On top of that, Wimes and the DAAWC are getting ready to launch "A Political Moment with the DAAWC" -- a daily radio show featuring elected officials, particularly legislators, who can keep Floridians abreast of current events and their political significance.

She is trying to arrange a meeting with Gov. Rick Scott, too. "For now, he's our governor," Wimes says. "It's in our interest to understand what his plans are on some of the issues important to us, and I'm hoping maybe he will take a few minutes to meet with me."

It just strikes me that Leslie Wimes is energized by the Democrats' rebuilding task ahead, not gutted by it -- that she, in fact, could teach other party leaders something about real leadership.

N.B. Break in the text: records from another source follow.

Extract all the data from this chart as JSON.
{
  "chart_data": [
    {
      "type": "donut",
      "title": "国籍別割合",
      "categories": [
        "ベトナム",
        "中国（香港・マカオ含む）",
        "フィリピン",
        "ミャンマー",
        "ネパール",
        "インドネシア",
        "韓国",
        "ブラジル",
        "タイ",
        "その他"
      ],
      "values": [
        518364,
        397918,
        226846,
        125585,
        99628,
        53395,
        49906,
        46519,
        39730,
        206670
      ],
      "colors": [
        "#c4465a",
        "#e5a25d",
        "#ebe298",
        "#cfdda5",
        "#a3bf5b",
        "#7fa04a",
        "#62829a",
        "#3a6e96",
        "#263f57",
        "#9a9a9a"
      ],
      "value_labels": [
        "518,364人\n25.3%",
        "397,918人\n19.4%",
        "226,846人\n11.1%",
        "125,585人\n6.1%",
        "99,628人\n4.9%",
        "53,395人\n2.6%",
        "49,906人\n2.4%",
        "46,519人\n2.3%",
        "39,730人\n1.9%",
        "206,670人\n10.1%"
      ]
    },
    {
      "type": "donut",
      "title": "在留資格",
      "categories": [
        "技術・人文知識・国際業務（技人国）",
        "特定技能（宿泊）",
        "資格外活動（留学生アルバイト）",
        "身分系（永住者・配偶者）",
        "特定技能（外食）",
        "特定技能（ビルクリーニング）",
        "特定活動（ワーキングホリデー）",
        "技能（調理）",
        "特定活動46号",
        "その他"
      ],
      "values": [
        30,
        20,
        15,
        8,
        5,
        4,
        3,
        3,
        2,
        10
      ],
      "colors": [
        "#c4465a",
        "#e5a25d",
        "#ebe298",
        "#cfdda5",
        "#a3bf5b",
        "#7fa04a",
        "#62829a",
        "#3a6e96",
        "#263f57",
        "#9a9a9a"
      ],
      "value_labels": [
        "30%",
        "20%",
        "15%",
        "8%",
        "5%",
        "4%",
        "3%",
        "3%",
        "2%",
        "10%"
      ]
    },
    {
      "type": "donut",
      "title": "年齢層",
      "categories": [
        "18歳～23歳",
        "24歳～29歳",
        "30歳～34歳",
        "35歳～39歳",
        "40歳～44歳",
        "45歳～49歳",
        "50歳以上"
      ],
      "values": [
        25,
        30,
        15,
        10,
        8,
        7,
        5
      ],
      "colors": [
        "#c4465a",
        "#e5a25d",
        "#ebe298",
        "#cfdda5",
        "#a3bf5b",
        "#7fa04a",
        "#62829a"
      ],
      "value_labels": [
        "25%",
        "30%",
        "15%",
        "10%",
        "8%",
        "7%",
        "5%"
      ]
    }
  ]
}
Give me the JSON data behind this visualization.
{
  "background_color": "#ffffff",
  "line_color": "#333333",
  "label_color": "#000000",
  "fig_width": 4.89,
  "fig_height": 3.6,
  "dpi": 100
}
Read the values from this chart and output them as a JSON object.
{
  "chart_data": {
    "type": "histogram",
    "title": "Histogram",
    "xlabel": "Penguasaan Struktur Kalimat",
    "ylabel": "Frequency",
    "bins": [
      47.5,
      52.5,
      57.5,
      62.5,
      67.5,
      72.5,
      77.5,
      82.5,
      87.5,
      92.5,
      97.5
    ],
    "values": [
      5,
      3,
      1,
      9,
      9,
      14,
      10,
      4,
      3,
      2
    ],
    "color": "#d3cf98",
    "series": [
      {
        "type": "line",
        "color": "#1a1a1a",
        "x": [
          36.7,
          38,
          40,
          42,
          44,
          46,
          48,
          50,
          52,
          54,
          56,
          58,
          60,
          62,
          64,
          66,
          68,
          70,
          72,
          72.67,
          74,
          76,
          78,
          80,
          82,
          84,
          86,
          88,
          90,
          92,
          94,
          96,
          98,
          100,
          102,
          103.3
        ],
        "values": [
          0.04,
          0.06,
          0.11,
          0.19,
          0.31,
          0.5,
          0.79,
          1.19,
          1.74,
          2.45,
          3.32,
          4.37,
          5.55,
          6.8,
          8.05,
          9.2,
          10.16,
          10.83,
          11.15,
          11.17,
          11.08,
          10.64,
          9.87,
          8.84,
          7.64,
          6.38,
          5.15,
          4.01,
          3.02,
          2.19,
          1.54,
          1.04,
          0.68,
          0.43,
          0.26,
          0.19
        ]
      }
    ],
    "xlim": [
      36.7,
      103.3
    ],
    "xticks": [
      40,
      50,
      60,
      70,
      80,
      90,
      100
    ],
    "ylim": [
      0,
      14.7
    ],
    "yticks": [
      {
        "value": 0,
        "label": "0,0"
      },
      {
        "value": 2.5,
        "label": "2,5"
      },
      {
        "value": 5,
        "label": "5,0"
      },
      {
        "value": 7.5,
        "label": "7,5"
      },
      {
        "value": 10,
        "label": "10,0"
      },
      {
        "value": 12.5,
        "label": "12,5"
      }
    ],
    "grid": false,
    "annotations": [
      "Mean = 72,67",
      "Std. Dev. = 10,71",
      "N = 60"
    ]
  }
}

While Allison Tant has failed to galvanize the party's grassroots, particularly its African-American women, here comes Wimes -- she who must not be forgiven -- the woman who committed the cardinal sin of loudly backing Democratic former state Sen. Nan Rich for governor all the way through primary day and roundly criticizing Tant's leadership -- and she's like a rushing freight train. It's charismatic. No leader of any other Democratic organization in Florida is doing as much right now to prepare for a Hillary Clinton victory in the Sunshine State.

Seems to me Dem leaders need to get over themselves. Wimes isn't competition and she isn't their enemy. She's an asset. A huge one at that. Time to pull her back into the fold and capitalize on what she's got.